Jupyter Notebook और Google Colab क्या है?
Jupyter Notebook और Google Colab ka matlab hai: Jupyter Notebook and Google Colab are popular tools for writing Python code, notes, outputs and charts together. Simple words me, ye topic practical Python programs likhne me direct use hota hai.
Is topic ko sirf definition ke liye nahi, balki writing code with notes jaise real examples ke liye practice karein.
यह क्यों सीखना जरूरी है?
- Ye writing code with notes me kaam aata hai.
- Ye showing charts and outputs se bhi connected hai.
- Isse aap code ka output aur errors better samajh paate hain.
Important Terms
| Term | Meaning |
|---|---|
| notebook | Interactive document that mixes code, output and notes. |
| cell | Single executable block in a notebook. |
| markdown | Simple text formatting used for notes in notebooks. |
| Colab | Cloud-based notebook service useful for Python and ML practice. |
| data science workflow | data science workflow is an important term in this topic. |
Syntax / Basic Pattern
Basic idea: pehle data तैयार करें, phir Python logic apply करें, aur finally result display करें.
import pandas as pd
data = {"Name": ["Aarav", "Riya"], "Marks": [85, 92]}
df = pd.DataFrame(data)
dfComplete Example Program
# In a notebook cell
import pandas as pd
data = {"Name": ["Aarav", "Riya"], "Marks": [85, 92]}
df = pd.DataFrame(data)
dfExpected Output
Program Explanation
import pandas as pdimports ready-made features from a module/library.data = {"Name": ["Aarav", "Riya"], "Marks": [85, 92]}stores a value in data.df = pd.DataFrame(data)stores a value in df.dfperforms the next step of the program logic.
Practical Uses
- Writing code with notes.
- Showing charts and outputs.
- Sharing notebooks.
Common Mistakes
- Analysing data before checking missing values, duplicates and data types.

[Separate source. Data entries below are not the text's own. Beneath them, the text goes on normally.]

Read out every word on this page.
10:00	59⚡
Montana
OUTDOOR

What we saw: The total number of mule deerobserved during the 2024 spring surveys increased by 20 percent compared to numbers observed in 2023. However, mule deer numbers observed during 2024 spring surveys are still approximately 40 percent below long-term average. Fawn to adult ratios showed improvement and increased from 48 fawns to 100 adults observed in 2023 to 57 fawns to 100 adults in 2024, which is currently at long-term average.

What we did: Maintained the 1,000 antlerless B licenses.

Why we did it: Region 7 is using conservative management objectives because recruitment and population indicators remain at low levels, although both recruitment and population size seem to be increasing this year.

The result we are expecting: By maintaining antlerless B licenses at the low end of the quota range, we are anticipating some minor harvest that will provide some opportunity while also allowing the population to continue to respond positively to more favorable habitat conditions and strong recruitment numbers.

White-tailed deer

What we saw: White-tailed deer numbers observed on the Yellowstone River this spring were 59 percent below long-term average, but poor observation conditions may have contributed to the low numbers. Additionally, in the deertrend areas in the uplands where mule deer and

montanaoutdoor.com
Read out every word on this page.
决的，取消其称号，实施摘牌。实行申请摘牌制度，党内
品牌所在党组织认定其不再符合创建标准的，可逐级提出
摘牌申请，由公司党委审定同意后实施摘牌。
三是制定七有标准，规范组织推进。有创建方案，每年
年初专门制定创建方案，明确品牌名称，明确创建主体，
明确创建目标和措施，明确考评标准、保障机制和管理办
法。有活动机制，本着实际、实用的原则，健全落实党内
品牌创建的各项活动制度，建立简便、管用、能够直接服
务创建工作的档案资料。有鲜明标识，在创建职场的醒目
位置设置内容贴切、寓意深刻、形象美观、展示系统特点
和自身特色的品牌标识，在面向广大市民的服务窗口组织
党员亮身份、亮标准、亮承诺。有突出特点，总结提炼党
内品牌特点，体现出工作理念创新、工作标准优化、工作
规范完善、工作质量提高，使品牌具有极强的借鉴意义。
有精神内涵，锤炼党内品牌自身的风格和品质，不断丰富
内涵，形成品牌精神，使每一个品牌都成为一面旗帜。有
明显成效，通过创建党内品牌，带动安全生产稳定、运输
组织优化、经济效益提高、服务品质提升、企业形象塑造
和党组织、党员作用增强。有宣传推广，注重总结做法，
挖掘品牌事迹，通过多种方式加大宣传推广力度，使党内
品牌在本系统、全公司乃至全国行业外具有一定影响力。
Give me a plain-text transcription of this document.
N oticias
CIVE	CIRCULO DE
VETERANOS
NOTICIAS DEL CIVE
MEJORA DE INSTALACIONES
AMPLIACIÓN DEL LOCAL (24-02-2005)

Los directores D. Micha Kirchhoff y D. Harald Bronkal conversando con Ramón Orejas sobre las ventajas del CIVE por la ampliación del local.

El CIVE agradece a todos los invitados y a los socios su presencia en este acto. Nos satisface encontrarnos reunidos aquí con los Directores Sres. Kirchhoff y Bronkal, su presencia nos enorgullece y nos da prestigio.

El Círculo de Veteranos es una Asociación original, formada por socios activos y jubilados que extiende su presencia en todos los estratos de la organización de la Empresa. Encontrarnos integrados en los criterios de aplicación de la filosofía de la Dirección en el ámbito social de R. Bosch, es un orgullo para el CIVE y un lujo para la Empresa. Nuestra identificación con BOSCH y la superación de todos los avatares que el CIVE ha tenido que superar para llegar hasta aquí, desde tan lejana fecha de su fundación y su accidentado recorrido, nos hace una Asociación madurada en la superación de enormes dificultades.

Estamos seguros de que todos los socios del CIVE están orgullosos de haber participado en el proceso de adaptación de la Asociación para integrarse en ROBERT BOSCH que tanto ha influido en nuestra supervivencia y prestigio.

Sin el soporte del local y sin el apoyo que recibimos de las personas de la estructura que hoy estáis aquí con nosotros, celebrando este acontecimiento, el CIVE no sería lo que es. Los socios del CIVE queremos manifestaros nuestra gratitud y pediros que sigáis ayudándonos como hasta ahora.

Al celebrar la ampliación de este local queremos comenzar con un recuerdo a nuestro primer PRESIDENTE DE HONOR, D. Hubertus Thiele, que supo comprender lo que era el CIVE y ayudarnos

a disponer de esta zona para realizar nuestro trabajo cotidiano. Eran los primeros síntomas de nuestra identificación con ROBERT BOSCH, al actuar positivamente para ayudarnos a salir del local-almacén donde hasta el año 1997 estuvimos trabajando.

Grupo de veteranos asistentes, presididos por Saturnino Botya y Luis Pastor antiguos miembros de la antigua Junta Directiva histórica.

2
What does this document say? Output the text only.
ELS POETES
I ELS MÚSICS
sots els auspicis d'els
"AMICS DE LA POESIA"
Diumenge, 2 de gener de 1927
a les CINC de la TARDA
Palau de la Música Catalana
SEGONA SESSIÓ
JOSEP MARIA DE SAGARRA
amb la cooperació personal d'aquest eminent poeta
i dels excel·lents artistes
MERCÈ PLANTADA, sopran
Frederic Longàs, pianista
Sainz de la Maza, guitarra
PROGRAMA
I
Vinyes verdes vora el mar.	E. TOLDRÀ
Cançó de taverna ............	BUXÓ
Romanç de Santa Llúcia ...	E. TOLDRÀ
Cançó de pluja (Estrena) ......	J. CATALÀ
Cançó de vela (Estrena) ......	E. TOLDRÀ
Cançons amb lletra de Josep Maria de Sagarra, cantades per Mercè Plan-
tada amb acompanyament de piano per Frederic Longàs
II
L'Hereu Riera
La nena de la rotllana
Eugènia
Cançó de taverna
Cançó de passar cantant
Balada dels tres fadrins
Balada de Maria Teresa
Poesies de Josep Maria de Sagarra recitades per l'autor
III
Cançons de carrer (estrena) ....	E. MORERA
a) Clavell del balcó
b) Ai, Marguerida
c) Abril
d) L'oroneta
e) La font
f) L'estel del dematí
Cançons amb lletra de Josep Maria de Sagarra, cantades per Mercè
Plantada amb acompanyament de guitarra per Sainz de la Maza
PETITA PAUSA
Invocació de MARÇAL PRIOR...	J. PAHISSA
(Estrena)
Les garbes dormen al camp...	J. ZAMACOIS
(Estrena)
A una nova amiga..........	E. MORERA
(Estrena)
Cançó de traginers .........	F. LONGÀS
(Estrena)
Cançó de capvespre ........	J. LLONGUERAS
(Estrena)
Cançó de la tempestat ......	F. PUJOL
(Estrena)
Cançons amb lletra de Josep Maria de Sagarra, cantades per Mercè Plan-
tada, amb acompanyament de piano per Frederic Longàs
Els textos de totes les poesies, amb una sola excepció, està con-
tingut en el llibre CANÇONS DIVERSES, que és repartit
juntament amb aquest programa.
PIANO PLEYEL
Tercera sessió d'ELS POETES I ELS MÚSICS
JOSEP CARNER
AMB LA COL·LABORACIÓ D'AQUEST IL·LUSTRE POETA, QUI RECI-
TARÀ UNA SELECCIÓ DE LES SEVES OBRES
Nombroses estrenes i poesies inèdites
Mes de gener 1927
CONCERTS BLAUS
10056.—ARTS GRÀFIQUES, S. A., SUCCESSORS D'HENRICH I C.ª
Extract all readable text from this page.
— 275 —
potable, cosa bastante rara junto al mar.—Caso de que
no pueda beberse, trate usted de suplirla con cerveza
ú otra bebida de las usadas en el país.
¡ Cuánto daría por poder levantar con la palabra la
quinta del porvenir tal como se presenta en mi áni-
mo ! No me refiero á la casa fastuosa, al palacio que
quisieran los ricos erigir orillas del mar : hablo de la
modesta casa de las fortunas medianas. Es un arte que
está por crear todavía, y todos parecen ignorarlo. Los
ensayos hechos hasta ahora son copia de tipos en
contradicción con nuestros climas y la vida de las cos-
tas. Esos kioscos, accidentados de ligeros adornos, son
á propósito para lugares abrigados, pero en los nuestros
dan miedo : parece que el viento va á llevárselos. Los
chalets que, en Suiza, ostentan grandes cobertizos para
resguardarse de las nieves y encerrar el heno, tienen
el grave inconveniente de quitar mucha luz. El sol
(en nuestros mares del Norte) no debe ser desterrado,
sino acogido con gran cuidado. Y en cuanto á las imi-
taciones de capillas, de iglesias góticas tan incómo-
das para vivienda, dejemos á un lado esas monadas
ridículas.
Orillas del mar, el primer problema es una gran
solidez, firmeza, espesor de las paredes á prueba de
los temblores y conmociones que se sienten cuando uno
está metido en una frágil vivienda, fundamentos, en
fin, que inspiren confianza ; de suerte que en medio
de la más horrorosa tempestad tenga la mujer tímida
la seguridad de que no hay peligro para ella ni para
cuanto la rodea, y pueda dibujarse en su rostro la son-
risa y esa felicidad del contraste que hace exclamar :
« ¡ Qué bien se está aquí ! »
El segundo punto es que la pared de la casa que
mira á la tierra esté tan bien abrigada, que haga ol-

- Changing original data without keeping a clean copy.
- Creating charts without title, labels or explanation.
Practice Tasks
- Program ko
jupyter-colab.pyfile me type karke run karein. - Values change karke output compare karein.
- writing code with notes par ek छोटा example banayen.
- Logic ko apne words me 5 lines me likhein.
सारांश
Jupyter Notebook and Google Colab ko tab complete maanenge jab aap iska meaning, example, output aur practical use clearly explain kar saken.